The next part of the tubule is highly coiled (the proximal convoluted tubule) and empties into a U-shaped loop which carries the filtered fluid deep down into the medulla and then back again into the cortex. This part of the nephron is called the loop of Henle.

Its main function is to reabsorb water and sodium chloride from the filtrate. This conserves water for the organism, producing highly concentrated urine.

The loop of Henle has a thin descending limb, a thick ascending limb and a thin ascending limb.

The fluid entering the descending limb contains sodium chloride and other salts, urea and other chemicals that have been filtered out from the blood.

The cells here are permeable to water and thus the salt and urea concentration rises within the fluid by the time it reaches the bend.

The ascending limb is permeable to sodium chloride, which passes out of the tubule into the medullary tissue surrounding it.

The absorption of water within the descending limb leads to an increasing osmotic gradient within the tubule by increasing the solute concentration.

Simultaneously, the active transport of sodium chloride into the interstitium through the water-impermeable cells of the ascending limb maintains the gradient by ensuring that the concentration declines as the fluid passes towards the distal convoluted tubule.

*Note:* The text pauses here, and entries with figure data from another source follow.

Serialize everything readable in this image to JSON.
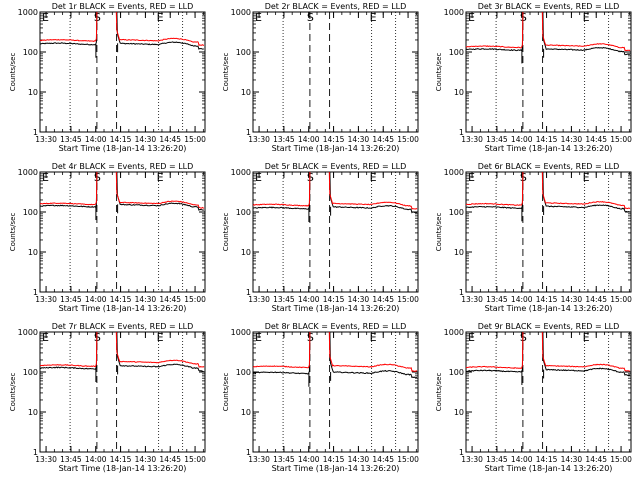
{
  "figure": {
    "time_ticks": [
      "13:30",
      "13:45",
      "14:00",
      "14:15",
      "14:30",
      "14:45",
      "15:00"
    ],
    "y_ticks": [
      "1",
      "10",
      "100",
      "1000"
    ],
    "y_label": "Counts/sec",
    "x_label": "Start Time (18-Jan-14 13:26:20)",
    "marker_labels": [
      "E",
      "S",
      "E"
    ],
    "colors": {
      "events": "#000000",
      "lld": "#ff0000"
    }
  },
  "chart_data": [
    {
      "title": "Det 1r BLACK = Events, RED = LLD",
      "type": "line",
      "ylim": [
        1,
        1000
      ],
      "yscale": "log",
      "series": [
        {
          "name": "Events",
          "pre": 160,
          "post": 165
        },
        {
          "name": "LLD",
          "pre": 195,
          "post": 205
        }
      ]
    },
    {
      "title": "Det 2r BLACK = Events, RED = LLD",
      "type": "line",
      "ylim": [
        1,
        1000
      ],
      "yscale": "log",
      "series": [
        {
          "name": "Events",
          "pre": null,
          "post": null
        },
        {
          "name": "LLD",
          "pre": null,
          "post": null
        }
      ]
    },
    {
      "title": "Det 3r BLACK = Events, RED = LLD",
      "type": "line",
      "ylim": [
        1,
        1000
      ],
      "yscale": "log",
      "series": [
        {
          "name": "Events",
          "pre": 115,
          "post": 120
        },
        {
          "name": "LLD",
          "pre": 135,
          "post": 150
        }
      ]
    },
    {
      "title": "Det 4r BLACK = Events, RED = LLD",
      "type": "line",
      "ylim": [
        1,
        1000
      ],
      "yscale": "log",
      "series": [
        {
          "name": "Events",
          "pre": 140,
          "post": 155
        },
        {
          "name": "LLD",
          "pre": 160,
          "post": 175
        }
      ]
    },
    {
      "title": "Det 5r BLACK = Events, RED = LLD",
      "type": "line",
      "ylim": [
        1,
        1000
      ],
      "yscale": "log",
      "series": [
        {
          "name": "Events",
          "pre": 125,
          "post": 135
        },
        {
          "name": "LLD",
          "pre": 150,
          "post": 165
        }
      ]
    },
    {
      "title": "Det 6r BLACK = Events, RED = LLD",
      "type": "line",
      "ylim": [
        1,
        1000
      ],
      "yscale": "log",
      "series": [
        {
          "name": "Events",
          "pre": 130,
          "post": 140
        },
        {
          "name": "LLD",
          "pre": 155,
          "post": 170
        }
      ]
    },
    {
      "title": "Det 7r BLACK = Events, RED = LLD",
      "type": "line",
      "ylim": [
        1,
        1000
      ],
      "yscale": "log",
      "series": [
        {
          "name": "Events",
          "pre": 125,
          "post": 145
        },
        {
          "name": "LLD",
          "pre": 145,
          "post": 185
        }
      ]
    },
    {
      "title": "Det 8r BLACK = Events, RED = LLD",
      "type": "line",
      "ylim": [
        1,
        1000
      ],
      "yscale": "log",
      "series": [
        {
          "name": "Events",
          "pre": 95,
          "post": 100
        },
        {
          "name": "LLD",
          "pre": 135,
          "post": 145
        }
      ]
    },
    {
      "title": "Det 9r BLACK = Events, RED = LLD",
      "type": "line",
      "ylim": [
        1,
        1000
      ],
      "yscale": "log",
      "series": [
        {
          "name": "Events",
          "pre": 105,
          "post": 115
        },
        {
          "name": "LLD",
          "pre": 130,
          "post": 145
        }
      ]
    }
  ]
}
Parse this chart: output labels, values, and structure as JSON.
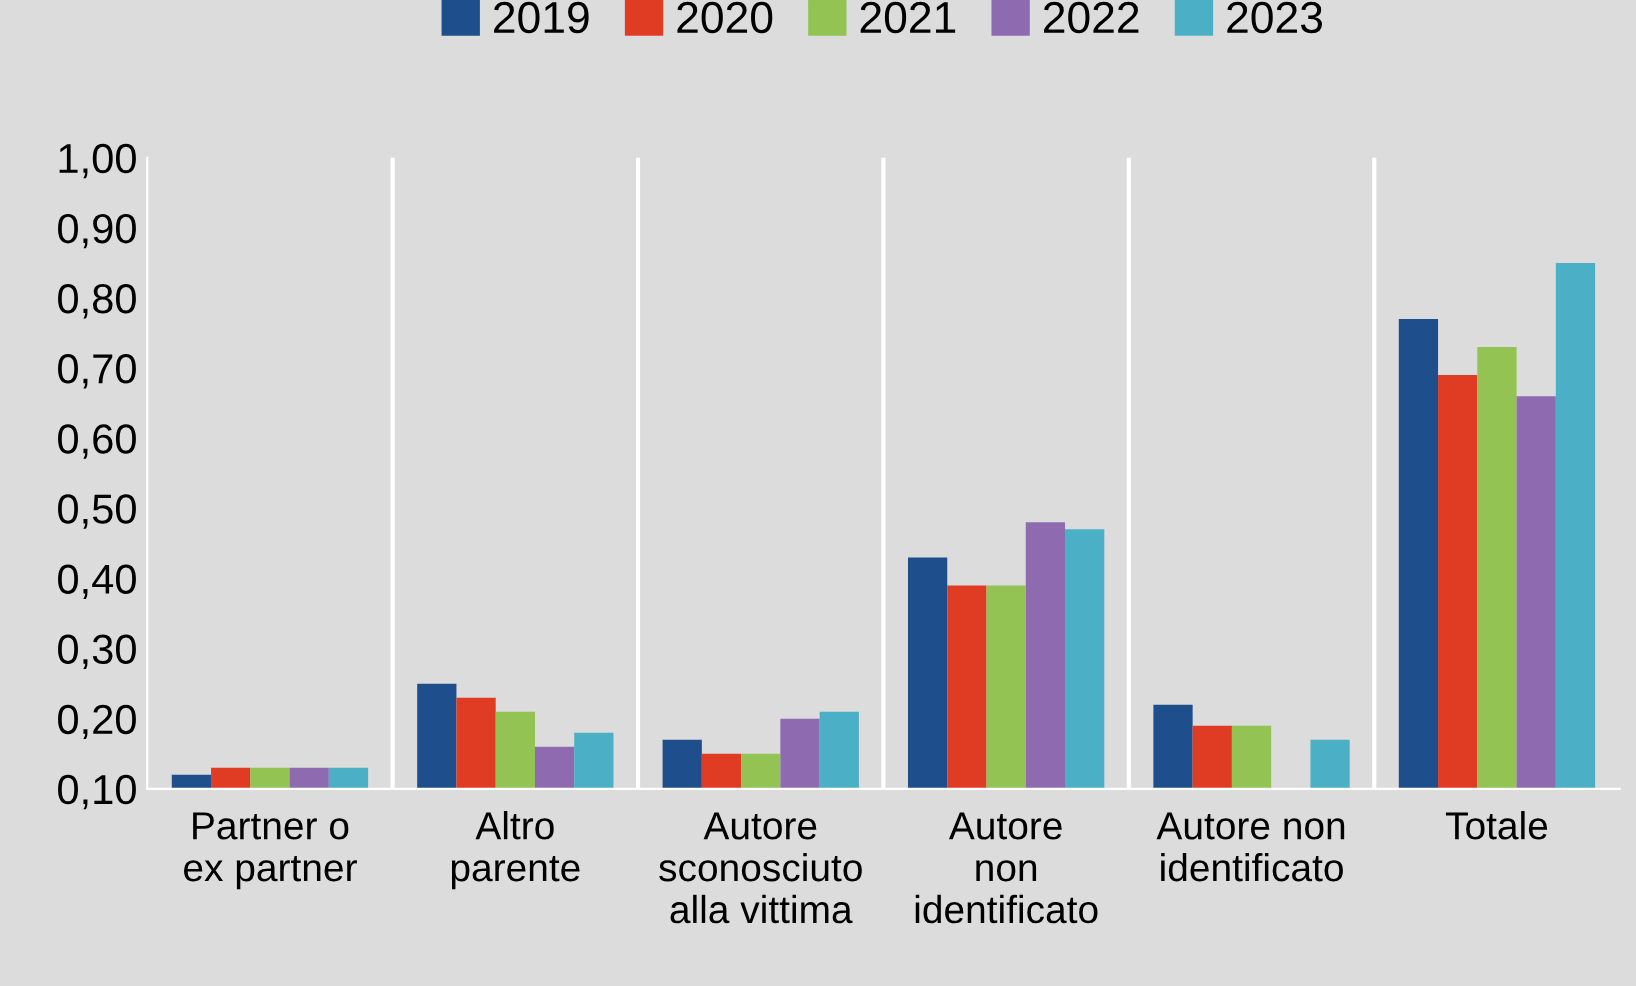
{
  "chart_data": {
    "type": "bar",
    "categories": [
      "Partner o\nex partner",
      "Altro\nparente",
      "Autore\nsconosciuto\nalla vittima",
      "Autore\nnon\nidentificato",
      "Autore non\nidentificato",
      "Totale"
    ],
    "series": [
      {
        "name": "2019",
        "color": "#1f4e8c",
        "values": [
          0.12,
          0.25,
          0.17,
          0.43,
          0.22,
          0.77
        ]
      },
      {
        "name": "2020",
        "color": "#e03c24",
        "values": [
          0.13,
          0.23,
          0.15,
          0.39,
          0.19,
          0.69
        ]
      },
      {
        "name": "2021",
        "color": "#92c353",
        "values": [
          0.13,
          0.21,
          0.15,
          0.39,
          0.19,
          0.73
        ]
      },
      {
        "name": "2022",
        "color": "#8e6bb0",
        "values": [
          0.13,
          0.16,
          0.2,
          0.48,
          null,
          0.66
        ]
      },
      {
        "name": "2023",
        "color": "#4bafc6",
        "values": [
          0.13,
          0.18,
          0.21,
          0.47,
          0.17,
          0.85
        ]
      }
    ],
    "ylim": [
      0.1,
      1.0
    ],
    "yticks": [
      {
        "value": 0.1,
        "label": "0,10"
      },
      {
        "value": 0.2,
        "label": "0,20"
      },
      {
        "value": 0.3,
        "label": "0,30"
      },
      {
        "value": 0.4,
        "label": "0,40"
      },
      {
        "value": 0.5,
        "label": "0,50"
      },
      {
        "value": 0.6,
        "label": "0,60"
      },
      {
        "value": 0.7,
        "label": "0,70"
      },
      {
        "value": 0.8,
        "label": "0,80"
      },
      {
        "value": 0.9,
        "label": "0,90"
      },
      {
        "value": 1.0,
        "label": "1,00"
      }
    ],
    "grid": "x",
    "legend": "top"
  }
}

The loop of Henle is supplied by two vasa recta which are straight vessels closely accompanying the tubule’s hairpin-shaped course.

These carry blood in opposite directions, just like the passage of tubular fluid – the countercurrent mechanism. Thus they absorb water on the one hand and solute on the other.

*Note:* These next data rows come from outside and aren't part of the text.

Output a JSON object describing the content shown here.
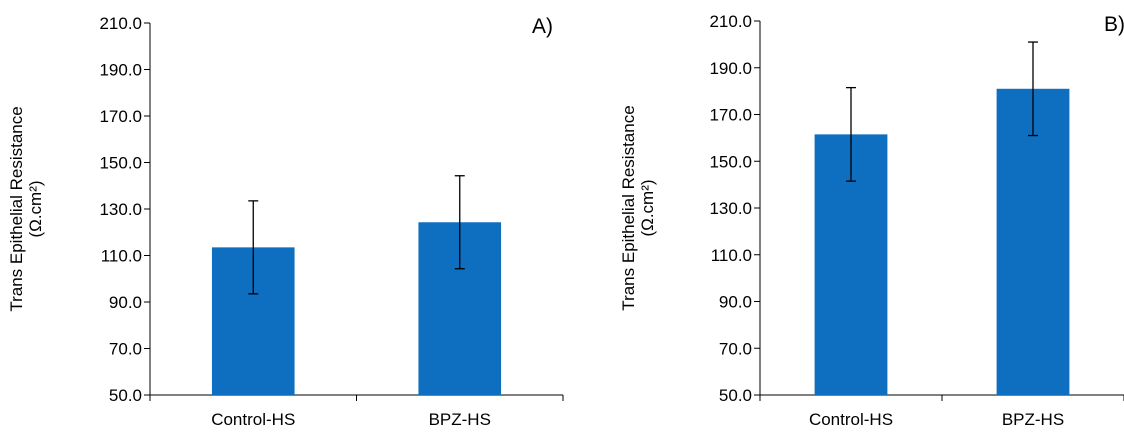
{
  "chart_data": [
    {
      "type": "bar",
      "panel_label": "A)",
      "categories": [
        "Control-HS",
        "BPZ-HS"
      ],
      "values": [
        113.5,
        124.3
      ],
      "errors": [
        20.0,
        20.0
      ],
      "ylabel": "Trans Epithelial Resistance",
      "ylabel_unit": "(Ω.cm²)",
      "ylim": [
        50,
        210
      ],
      "yticks": [
        "50.0",
        "70.0",
        "90.0",
        "110.0",
        "130.0",
        "150.0",
        "170.0",
        "190.0",
        "210.0"
      ],
      "bar_color": "#0E6EC0",
      "grid": false
    },
    {
      "type": "bar",
      "panel_label": "B)",
      "categories": [
        "Control-HS",
        "BPZ-HS"
      ],
      "values": [
        161.5,
        181.0
      ],
      "errors": [
        20.0,
        20.0
      ],
      "ylabel": "Trans Epithelial Resistance",
      "ylabel_unit": "(Ω.cm²)",
      "ylim": [
        50,
        210
      ],
      "yticks": [
        "50.0",
        "70.0",
        "90.0",
        "110.0",
        "130.0",
        "150.0",
        "170.0",
        "190.0",
        "210.0"
      ],
      "bar_color": "#0E6EC0",
      "grid": false
    }
  ]
}
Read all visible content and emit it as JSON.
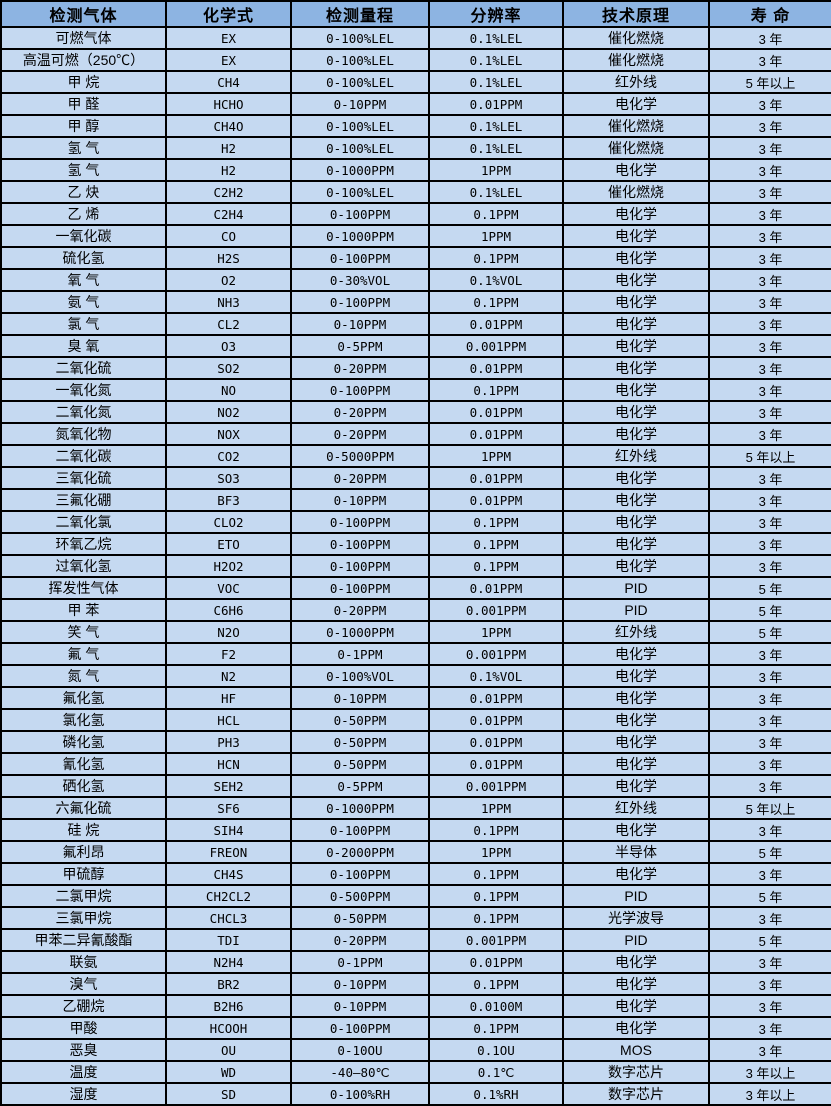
{
  "colors": {
    "header_bg": "#8DB4E2",
    "row_bg": "#C5D9F1",
    "border": "#000000",
    "text": "#000000"
  },
  "table": {
    "columns": [
      {
        "key": "gas",
        "label": "检测气体"
      },
      {
        "key": "formula",
        "label": "化学式"
      },
      {
        "key": "range",
        "label": "检测量程"
      },
      {
        "key": "resolution",
        "label": "分辨率"
      },
      {
        "key": "principle",
        "label": "技术原理"
      },
      {
        "key": "lifespan",
        "label": "寿 命"
      }
    ],
    "rows": [
      [
        "可燃气体",
        "EX",
        "0-100%LEL",
        "0.1%LEL",
        "催化燃烧",
        "3 年"
      ],
      [
        "高温可燃（250℃）",
        "EX",
        "0-100%LEL",
        "0.1%LEL",
        "催化燃烧",
        "3 年"
      ],
      [
        "甲 烷",
        "CH4",
        "0-100%LEL",
        "0.1%LEL",
        "红外线",
        "5 年以上"
      ],
      [
        "甲 醛",
        "HCHO",
        "0-10PPM",
        "0.01PPM",
        "电化学",
        "3 年"
      ],
      [
        "甲 醇",
        "CH4O",
        "0-100%LEL",
        "0.1%LEL",
        "催化燃烧",
        "3 年"
      ],
      [
        "氢 气",
        "H2",
        "0-100%LEL",
        "0.1%LEL",
        "催化燃烧",
        "3 年"
      ],
      [
        "氢 气",
        "H2",
        "0-1000PPM",
        "1PPM",
        "电化学",
        "3 年"
      ],
      [
        "乙 炔",
        "C2H2",
        "0-100%LEL",
        "0.1%LEL",
        "催化燃烧",
        "3 年"
      ],
      [
        "乙 烯",
        "C2H4",
        "0-100PPM",
        "0.1PPM",
        "电化学",
        "3 年"
      ],
      [
        "一氧化碳",
        "CO",
        "0-1000PPM",
        "1PPM",
        "电化学",
        "3 年"
      ],
      [
        "硫化氢",
        "H2S",
        "0-100PPM",
        "0.1PPM",
        "电化学",
        "3 年"
      ],
      [
        "氧 气",
        "O2",
        "0-30%VOL",
        "0.1%VOL",
        "电化学",
        "3 年"
      ],
      [
        "氨 气",
        "NH3",
        "0-100PPM",
        "0.1PPM",
        "电化学",
        "3 年"
      ],
      [
        "氯 气",
        "CL2",
        "0-10PPM",
        "0.01PPM",
        "电化学",
        "3 年"
      ],
      [
        "臭 氧",
        "O3",
        "0-5PPM",
        "0.001PPM",
        "电化学",
        "3 年"
      ],
      [
        "二氧化硫",
        "SO2",
        "0-20PPM",
        "0.01PPM",
        "电化学",
        "3 年"
      ],
      [
        "一氧化氮",
        "NO",
        "0-100PPM",
        "0.1PPM",
        "电化学",
        "3 年"
      ],
      [
        "二氧化氮",
        "NO2",
        "0-20PPM",
        "0.01PPM",
        "电化学",
        "3 年"
      ],
      [
        "氮氧化物",
        "NOX",
        "0-20PPM",
        "0.01PPM",
        "电化学",
        "3 年"
      ],
      [
        "二氧化碳",
        "CO2",
        "0-5000PPM",
        "1PPM",
        "红外线",
        "5 年以上"
      ],
      [
        "三氧化硫",
        "SO3",
        "0-20PPM",
        "0.01PPM",
        "电化学",
        "3 年"
      ],
      [
        "三氟化硼",
        "BF3",
        "0-10PPM",
        "0.01PPM",
        "电化学",
        "3 年"
      ],
      [
        "二氧化氯",
        "CLO2",
        "0-100PPM",
        "0.1PPM",
        "电化学",
        "3 年"
      ],
      [
        "环氧乙烷",
        "ETO",
        "0-100PPM",
        "0.1PPM",
        "电化学",
        "3 年"
      ],
      [
        "过氧化氢",
        "H2O2",
        "0-100PPM",
        "0.1PPM",
        "电化学",
        "3 年"
      ],
      [
        "挥发性气体",
        "VOC",
        "0-100PPM",
        "0.01PPM",
        "PID",
        "5 年"
      ],
      [
        "甲 苯",
        "C6H6",
        "0-20PPM",
        "0.001PPM",
        "PID",
        "5 年"
      ],
      [
        "笑 气",
        "N2O",
        "0-1000PPM",
        "1PPM",
        "红外线",
        "5 年"
      ],
      [
        "氟 气",
        "F2",
        "0-1PPM",
        "0.001PPM",
        "电化学",
        "3 年"
      ],
      [
        "氮 气",
        "N2",
        "0-100%VOL",
        "0.1%VOL",
        "电化学",
        "3 年"
      ],
      [
        "氟化氢",
        "HF",
        "0-10PPM",
        "0.01PPM",
        "电化学",
        "3 年"
      ],
      [
        "氯化氢",
        "HCL",
        "0-50PPM",
        "0.01PPM",
        "电化学",
        "3 年"
      ],
      [
        "磷化氢",
        "PH3",
        "0-50PPM",
        "0.01PPM",
        "电化学",
        "3 年"
      ],
      [
        "氰化氢",
        "HCN",
        "0-50PPM",
        "0.01PPM",
        "电化学",
        "3 年"
      ],
      [
        "硒化氢",
        "SEH2",
        "0-5PPM",
        "0.001PPM",
        "电化学",
        "3 年"
      ],
      [
        "六氟化硫",
        "SF6",
        "0-1000PPM",
        "1PPM",
        "红外线",
        "5 年以上"
      ],
      [
        "硅 烷",
        "SIH4",
        "0-100PPM",
        "0.1PPM",
        "电化学",
        "3 年"
      ],
      [
        "氟利昂",
        "FREON",
        "0-2000PPM",
        "1PPM",
        "半导体",
        "5 年"
      ],
      [
        "甲硫醇",
        "CH4S",
        "0-100PPM",
        "0.1PPM",
        "电化学",
        "3 年"
      ],
      [
        "二氯甲烷",
        "CH2CL2",
        "0-500PPM",
        "0.1PPM",
        "PID",
        "5 年"
      ],
      [
        "三氯甲烷",
        "CHCL3",
        "0-50PPM",
        "0.1PPM",
        "光学波导",
        "3 年"
      ],
      [
        "甲苯二异氰酸酯",
        "TDI",
        "0-20PPM",
        "0.001PPM",
        "PID",
        "5 年"
      ],
      [
        "联氨",
        "N2H4",
        "0-1PPM",
        "0.01PPM",
        "电化学",
        "3 年"
      ],
      [
        "溴气",
        "BR2",
        "0-10PPM",
        "0.1PPM",
        "电化学",
        "3 年"
      ],
      [
        "乙硼烷",
        "B2H6",
        "0-10PPM",
        "0.0100M",
        "电化学",
        "3 年"
      ],
      [
        "甲酸",
        "HCOOH",
        "0-100PPM",
        "0.1PPM",
        "电化学",
        "3 年"
      ],
      [
        "恶臭",
        "OU",
        "0-10OU",
        "0.1OU",
        "MOS",
        "3 年"
      ],
      [
        "温度",
        "WD",
        "-40—80℃",
        "0.1℃",
        "数字芯片",
        "3 年以上"
      ],
      [
        "湿度",
        "SD",
        "0-100%RH",
        "0.1%RH",
        "数字芯片",
        "3 年以上"
      ]
    ]
  }
}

This is called the countercurrent multiplier system, which is responsible for maintaining an osmotic medullary gradient in the outer medullary tissue. This gradient ensures the vasopressin-driven reabsorption of water from the luminal fluid in the collecting duct.

The thick ascending limb expresses a sodium-potassium-chloride cotransporter and helps reabsorb approximately a third of the filtered sodium and chloride from the fluid in the tubular lumen into the blood.